Salvini su Minniti: “Nel tunnel ci ha sbattuto la testa”

Nel corso del tradizionale incontro con i giornalisti, Minniti ha detto che eul fronte dei migranti «siamo ancora sotto il tunnel. Il tunnel è lungo ma io comincio a vedere la luce alla fine del tunnel». «Non so – ha aggiunto il ministro dell’Interno – se sono troppo ottimista. L’auspicio è che si possa continuare con l’impegno e la passione civile di un grande Paese che ha affrontato sfide difficilissime in questi anni». Ancora più duro contro il responsabile del Viminale, Matteo Salvini: «Minniti sta bloccando l’invasione solo a parole». Così il leader della Lega, durante un comizio a Ponte di Legno. Salvini ha ricordato che dal primo agosto «gli sbarchi sono aumentati dello 0,78% e noi manteniamo a nostre spese 178.000 clandestini». Evidentemente, ha proseguito Salvini «Minniti dice che vede la luce in fondo al tunnel: nel tunnel ci ha sbattuto la testa».

Minniti sul terrorismo islamico: “Nessuna minaccia imminente”
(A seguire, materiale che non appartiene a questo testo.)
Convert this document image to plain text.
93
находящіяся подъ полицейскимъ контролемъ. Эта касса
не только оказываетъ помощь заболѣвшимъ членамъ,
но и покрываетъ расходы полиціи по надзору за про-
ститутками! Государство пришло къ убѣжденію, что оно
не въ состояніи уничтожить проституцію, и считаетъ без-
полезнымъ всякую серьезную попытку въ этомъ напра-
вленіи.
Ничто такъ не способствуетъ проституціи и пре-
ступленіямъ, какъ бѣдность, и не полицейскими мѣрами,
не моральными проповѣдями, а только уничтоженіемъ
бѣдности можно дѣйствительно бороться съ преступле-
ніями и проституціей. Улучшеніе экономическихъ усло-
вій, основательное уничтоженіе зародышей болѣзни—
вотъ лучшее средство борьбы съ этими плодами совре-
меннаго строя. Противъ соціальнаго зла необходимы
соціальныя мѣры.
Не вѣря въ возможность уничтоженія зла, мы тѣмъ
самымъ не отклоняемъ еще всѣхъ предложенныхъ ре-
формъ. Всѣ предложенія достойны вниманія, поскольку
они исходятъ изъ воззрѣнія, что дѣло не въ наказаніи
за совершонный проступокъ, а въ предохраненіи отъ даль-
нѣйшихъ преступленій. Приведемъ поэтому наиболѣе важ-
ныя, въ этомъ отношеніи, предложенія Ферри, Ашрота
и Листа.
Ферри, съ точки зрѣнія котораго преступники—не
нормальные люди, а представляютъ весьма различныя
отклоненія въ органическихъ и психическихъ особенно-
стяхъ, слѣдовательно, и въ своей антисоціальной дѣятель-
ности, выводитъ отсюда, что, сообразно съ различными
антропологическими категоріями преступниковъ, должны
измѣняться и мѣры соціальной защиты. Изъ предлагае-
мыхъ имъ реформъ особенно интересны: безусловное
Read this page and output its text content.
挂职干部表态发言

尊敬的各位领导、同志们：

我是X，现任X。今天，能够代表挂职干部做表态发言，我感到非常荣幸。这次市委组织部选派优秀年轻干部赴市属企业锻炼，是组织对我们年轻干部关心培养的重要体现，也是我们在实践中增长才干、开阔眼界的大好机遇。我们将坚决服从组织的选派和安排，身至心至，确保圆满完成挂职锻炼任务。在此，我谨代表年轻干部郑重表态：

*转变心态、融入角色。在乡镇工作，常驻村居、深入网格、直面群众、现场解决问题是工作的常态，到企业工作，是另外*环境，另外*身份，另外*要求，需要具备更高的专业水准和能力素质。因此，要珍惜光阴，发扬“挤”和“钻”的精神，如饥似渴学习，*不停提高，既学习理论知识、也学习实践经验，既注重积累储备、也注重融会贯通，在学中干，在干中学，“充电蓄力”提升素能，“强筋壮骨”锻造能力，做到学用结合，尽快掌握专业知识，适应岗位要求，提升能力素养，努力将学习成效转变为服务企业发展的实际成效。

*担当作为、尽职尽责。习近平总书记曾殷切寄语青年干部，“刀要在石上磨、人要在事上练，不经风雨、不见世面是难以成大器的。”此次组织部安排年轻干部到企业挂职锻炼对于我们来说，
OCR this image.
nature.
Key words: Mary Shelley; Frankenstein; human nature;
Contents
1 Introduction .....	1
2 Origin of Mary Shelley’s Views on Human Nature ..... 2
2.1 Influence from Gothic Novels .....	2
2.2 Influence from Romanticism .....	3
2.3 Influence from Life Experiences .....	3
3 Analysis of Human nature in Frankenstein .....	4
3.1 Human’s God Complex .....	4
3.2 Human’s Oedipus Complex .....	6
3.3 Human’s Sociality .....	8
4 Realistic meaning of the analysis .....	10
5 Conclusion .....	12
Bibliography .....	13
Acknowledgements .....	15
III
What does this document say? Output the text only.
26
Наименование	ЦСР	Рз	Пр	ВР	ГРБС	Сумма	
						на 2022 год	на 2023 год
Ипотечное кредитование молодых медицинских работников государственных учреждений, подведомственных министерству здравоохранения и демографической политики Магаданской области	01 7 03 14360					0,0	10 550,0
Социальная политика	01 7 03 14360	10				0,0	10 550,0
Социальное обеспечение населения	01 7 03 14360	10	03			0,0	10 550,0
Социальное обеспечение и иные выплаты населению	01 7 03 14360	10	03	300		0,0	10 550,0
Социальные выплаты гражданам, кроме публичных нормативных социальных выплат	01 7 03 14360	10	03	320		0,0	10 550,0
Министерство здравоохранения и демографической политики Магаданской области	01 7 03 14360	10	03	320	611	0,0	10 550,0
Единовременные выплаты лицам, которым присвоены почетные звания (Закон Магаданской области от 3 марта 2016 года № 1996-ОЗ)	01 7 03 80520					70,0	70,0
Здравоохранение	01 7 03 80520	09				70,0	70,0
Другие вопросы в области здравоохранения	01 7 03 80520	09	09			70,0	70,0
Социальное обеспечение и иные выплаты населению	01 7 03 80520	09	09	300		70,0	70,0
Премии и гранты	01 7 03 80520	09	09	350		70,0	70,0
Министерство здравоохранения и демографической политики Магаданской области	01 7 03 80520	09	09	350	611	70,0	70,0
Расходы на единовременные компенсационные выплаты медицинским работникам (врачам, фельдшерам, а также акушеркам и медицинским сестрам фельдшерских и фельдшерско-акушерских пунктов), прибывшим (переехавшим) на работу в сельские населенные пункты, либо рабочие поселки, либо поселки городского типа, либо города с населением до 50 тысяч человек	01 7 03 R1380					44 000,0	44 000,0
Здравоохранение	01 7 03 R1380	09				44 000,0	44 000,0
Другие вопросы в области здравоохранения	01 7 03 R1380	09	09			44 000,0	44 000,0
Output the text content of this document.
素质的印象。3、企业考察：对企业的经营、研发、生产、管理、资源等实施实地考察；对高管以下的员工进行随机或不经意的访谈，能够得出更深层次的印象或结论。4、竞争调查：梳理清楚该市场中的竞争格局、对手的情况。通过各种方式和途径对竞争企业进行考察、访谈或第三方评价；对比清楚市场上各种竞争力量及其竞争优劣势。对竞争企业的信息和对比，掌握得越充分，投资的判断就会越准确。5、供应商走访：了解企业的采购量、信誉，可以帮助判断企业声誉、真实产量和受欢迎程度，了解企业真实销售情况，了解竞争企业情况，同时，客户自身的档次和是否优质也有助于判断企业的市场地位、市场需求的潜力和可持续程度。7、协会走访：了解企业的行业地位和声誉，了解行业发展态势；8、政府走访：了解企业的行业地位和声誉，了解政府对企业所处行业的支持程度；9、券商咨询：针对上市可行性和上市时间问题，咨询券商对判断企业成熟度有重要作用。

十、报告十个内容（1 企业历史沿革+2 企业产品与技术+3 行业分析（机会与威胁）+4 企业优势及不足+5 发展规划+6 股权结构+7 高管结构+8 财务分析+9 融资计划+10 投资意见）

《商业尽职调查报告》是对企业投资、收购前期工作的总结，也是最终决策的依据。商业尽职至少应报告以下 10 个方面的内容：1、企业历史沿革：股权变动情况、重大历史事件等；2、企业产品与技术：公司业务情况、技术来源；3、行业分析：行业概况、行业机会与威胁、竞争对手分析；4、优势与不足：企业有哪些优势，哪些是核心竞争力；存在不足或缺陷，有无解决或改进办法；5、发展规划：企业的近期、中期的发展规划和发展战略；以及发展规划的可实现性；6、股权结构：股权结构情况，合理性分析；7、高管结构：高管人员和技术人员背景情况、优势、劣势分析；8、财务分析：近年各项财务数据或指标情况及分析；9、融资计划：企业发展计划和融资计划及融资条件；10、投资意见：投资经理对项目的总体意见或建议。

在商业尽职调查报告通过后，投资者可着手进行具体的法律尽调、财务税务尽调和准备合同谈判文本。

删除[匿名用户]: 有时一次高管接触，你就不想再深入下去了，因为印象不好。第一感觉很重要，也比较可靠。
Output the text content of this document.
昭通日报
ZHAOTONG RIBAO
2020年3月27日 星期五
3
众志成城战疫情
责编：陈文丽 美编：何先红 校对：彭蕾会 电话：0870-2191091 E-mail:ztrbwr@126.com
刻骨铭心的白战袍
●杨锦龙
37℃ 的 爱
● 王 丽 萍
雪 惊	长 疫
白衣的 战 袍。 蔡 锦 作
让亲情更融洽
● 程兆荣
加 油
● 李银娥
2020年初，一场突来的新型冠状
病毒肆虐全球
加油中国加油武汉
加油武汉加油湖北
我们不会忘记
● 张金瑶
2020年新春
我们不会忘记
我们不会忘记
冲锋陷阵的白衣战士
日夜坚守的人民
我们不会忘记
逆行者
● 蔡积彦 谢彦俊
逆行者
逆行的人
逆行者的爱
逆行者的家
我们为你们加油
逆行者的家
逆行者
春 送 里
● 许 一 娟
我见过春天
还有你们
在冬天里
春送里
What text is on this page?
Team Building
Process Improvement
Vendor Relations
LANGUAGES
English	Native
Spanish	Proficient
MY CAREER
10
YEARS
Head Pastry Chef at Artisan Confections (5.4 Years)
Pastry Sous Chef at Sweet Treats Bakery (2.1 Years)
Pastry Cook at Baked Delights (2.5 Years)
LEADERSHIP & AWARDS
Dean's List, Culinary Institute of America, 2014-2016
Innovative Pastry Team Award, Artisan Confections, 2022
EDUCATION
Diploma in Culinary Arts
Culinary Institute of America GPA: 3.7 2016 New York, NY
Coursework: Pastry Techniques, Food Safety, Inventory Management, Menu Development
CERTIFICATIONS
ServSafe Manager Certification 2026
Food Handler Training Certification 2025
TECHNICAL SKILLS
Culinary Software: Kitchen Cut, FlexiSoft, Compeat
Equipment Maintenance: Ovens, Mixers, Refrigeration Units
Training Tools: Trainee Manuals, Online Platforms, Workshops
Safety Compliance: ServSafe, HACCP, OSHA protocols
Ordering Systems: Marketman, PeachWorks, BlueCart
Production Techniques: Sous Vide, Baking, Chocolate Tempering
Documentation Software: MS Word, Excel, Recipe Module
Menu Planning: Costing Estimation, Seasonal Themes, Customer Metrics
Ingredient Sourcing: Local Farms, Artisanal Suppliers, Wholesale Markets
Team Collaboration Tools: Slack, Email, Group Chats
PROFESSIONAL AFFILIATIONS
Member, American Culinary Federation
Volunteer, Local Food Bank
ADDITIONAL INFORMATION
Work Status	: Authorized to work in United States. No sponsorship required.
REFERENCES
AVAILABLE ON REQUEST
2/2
Nel corso della conferenza stampa al Viminale, Minniti ha fatto il punto della situazione. «Nei primi 7 mesi abbiamo operato 67 espulsioni. Complessivamente dal 1 gennaio 2015 abbiamo avuto 199 espulsioni per ragioni di sicurezza: è uno strumento prezioso di prevenzione che altri Paesi non hanno». Per quanto riguarda il quadro della minaccia legata al terrorismo «rimane alto ma nessuna minaccia imminente» e nei primi mesi sono state 67 le espulsioni, rimpatri effettivamente fatti nel Paese di provenienza». Questa situazione è dovuta a «un complesso di attività, in particolare del Comitato antiterrorismo che tiene insieme le forze di polizia e dell’intelligence», unico caso in Europa. Lo scambio di informazioni in tempo reale, ha aggiunto Minniti, è essenziale, con risultati straordinari. Il sistema di sicurezza nazionale, si è inoltre integrato positivamente con le forze armate. Per quel che riguarda la sicurezza interna Minniti ha confermato il calo dei reati, una tendenza coerente con gli ultimi decenni: «Nei primi sette mesi del 2017 gli omicidi in Italia sono calati del 15% e i delitti del 12%». Infine, il ministro ha annunciato per il prossimo autunno un G7 dei ministri dell’Interno europei.